Hold on! “Older” and “forty-year-old” do not go together! But assuming that “older feminist” would accurately describe this 54-year-old, I experience no whiplash, but only a deepening appreciation for each way we let people be themselves, and each mind-opening step we take away from the default setting.
Update: Here is an excellent response to the New Yorker article, in Bitch magazine.**** TERF War: The New Yorker’s One-Sided Article Undermines Transgender Identity by Leela Ginelle. Lots of good points about the the TERF problem, though I disagree that the original article undermined transgender identity. I thought it was fair, and that the TERFs were portrayed as the narrow-minded troglodytes that they are.

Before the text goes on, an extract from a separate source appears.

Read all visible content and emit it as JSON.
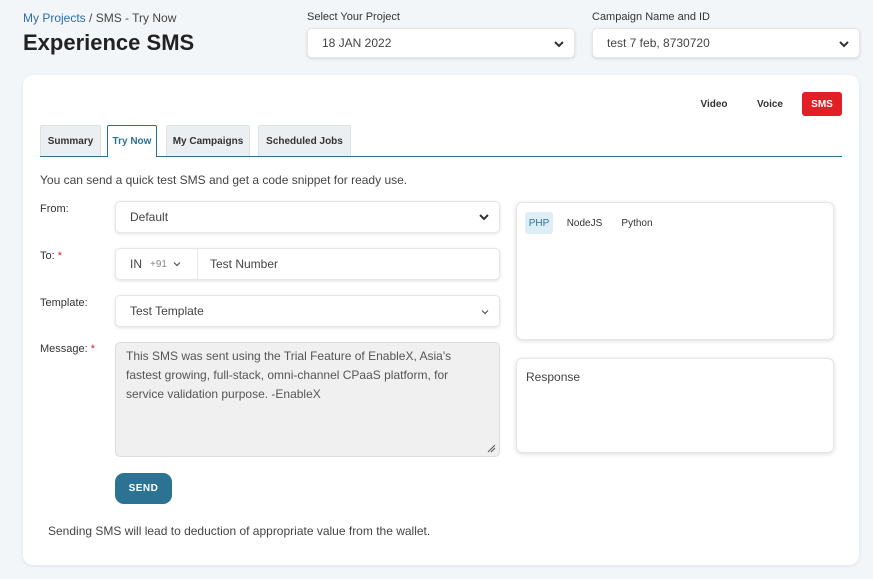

Update 2: Julia Serano, who is mentioned in Goldberg’s article, has an informative rebuttal in The Advocate. Here is my comment:
This is an excellent rebuttal to the New Yorker piece, but reading this & the rebuttal in Bitch made me wonder whether we read the same original article. First, though, I agree that Julia Serano has every right to feel personally pissed. But while Goldberg clearly skates over the surface of a complex issue, and probably did sensationalize the feminist catfight angle, I thought the TERFs came off in her article as deeply misguided, insular, and hateful. Specifically the reference to “autogynophilia” seemed to me like a self-evidently hysterical use of scientific-sounding Greek word roots to disguise abject quackery. All that said, Serano’s response adds a great deal of useful detail; would be great if The New Yorker published it.
*******
* I was going to say “life-threatening” but Singer doesn’t just want to threaten the lives of disabled infants, he wants to permit people to kill them. Let’s call it what it is.
** “Trans*” is a way of indicating a wide variety of trans ways of being. As Slate explains, “the asterisk stems from common computing usage wherein it represents a wildcard—any number of other characters attached to the original prefix.”
This can get confusing here, in light of the fact that the ThoughtSnax Style Manual calls for asterisks for footnotes. We’ll muddle through.
*** The article noted that violence and threats have been directed toward TERFs, which is of course deeply offensive and wrong . . . except the graffiti “Real Women have Dicks,” which is just the sort of smartass, mind-opening civil disobedience I love.
**** Of course I read Bitch Magazine — it’s my trade publication!